Cyberpunk 2077 merupakan contoh kasus overhype paling baru. Game buatan CD Projekt Red itu berhasil memecahkan beberapa rekor game single-player di Steam. Namun, versi PlayStation 4 dan Xbox One dari game itu memiliki begitu banyak bug sehingga Sony memutuskan untuk menarik game tersebut dari PlayStation Store dan Microsoft menawarkan refund bagi gamer yang telah terlanjur membeli game itu.
Menurut Imron, overhype hanya akan menjadi masalah jika game yang diluncurkan tidak sesuai ekspektasi para fans. “Apa yang dipasarkan tidak sesuai dengan hasil produknya,” ujarnya. Perkataan Imron ini disetujui oleh Pendiri dan CEO Toge Productions, Kris Antoni. Dia juga menganggap, sebuah game hanya akan dianggap overhype jika kualitas game lebih rendah dari yang ditunjukkan oleh developer sebelum peluncuran.
Lebih lanjut, Kris mengatakan, CD Projekt Red sebenarnya telah melakukan kegiatan marketing yang baik. Sayangnya, mereka gagal membuat game yang sesuai dengan janji mereka. “Kalau kasusnya Cyberpunk 2077, waktu pengembangannya kurang untuk polish dan memperbaiki bug. Manajemen sudah terlanjur pasang tanggal rilis, padahal game-nya belum kelar,” katanya. “Hal ini adalah kesalahan manajemen.”
Sayangnya, CD Projekt Red juga tidak bisa terus menunda peluncuran Cyberpunk 2077. Pasalnya, mereka telah menunda perilisan game itu beberapa kali. Tak hanya itu, Imron juga memperkirakan, CD Projekt Red mendapatkan tekanan dari para investor. “Sebaiknya, memang ditunda saja untuk versi konsol current gen. Karena versi konsol next gen kan tidak bermasalah,” jawabnya ketika ditanya tentang langkah apa yang seharusnya CD Projekt Red ambil.
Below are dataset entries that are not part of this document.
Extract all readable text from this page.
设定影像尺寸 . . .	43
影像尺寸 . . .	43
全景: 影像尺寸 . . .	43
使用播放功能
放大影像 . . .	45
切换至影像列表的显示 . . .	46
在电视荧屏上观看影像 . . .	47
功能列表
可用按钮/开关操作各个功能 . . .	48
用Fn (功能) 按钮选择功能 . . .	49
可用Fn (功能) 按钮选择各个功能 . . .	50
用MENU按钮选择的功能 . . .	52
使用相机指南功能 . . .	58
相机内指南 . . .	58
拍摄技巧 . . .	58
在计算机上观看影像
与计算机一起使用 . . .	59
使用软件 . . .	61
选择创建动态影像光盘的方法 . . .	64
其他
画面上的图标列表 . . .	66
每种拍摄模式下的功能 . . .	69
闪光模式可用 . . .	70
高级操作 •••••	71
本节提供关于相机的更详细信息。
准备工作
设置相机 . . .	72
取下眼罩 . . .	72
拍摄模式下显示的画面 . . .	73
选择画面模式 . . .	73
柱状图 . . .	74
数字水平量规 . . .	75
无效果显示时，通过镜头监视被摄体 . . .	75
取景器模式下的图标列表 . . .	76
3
Salah satu masalah yang disebabkan oleh overhype adalah para gamers menjadi kecewa karena merasa telah membeli game yang tak sesuai harapan. Tak tertutup kemungkinan, sebagian dari mereka akan melakukan refund. Namun, dampak negatif dari overhype tak berhenti sampai di situ. Ketika developer gagal memenuhi ekspektasi para fans, hal ini juga akan menodai reputasi mereka. Bisa jadi, di masa depan, orang-orang jadi enggan untuk membeli game buatan developer tersebut.
Itu tadi jika kita berbicara soal digital marketing game-game dari publisher ataupun developer yang punya reputasi baik. Di sisi lainnya, buat publisher atau developer yang bahkan tak peduli dengan nama baik, tak sedikit juga yang membuat iklan game ‘tipu-tipu — yang kami bahas beberapa waktu lalu.
Kesimpulan
Seorang gamer akan rela mengeluarkan uang hingga ratusan ribu untuk membeli sebuah game jika game itu memang sesuai dengan selera mereka. Game yang punya grafik memukau, misalnya, atau memiliki dunia open world yang bisa dijelajahi sesuka hati. Dan para gamers hanya bisa tahu tentang tampilan serta gameplay dari sebuah game jika sang developer mau memberikan sedikit bocoran dari game mereka, seperti screenshot atau video trailer dan gameplay.
Seperti kata pepatah: “Tak kenal, maka tak sayang.” Memangnya, siapa yang mau mengeluarkan uang untuk membeli sesuatu yang mereka tidak tahu? Karena itulah, kegiatan marketing juga penting bagi developer. Dengan begitu, mereka bisa memamerkan keunggulan dari game yang mereka buat.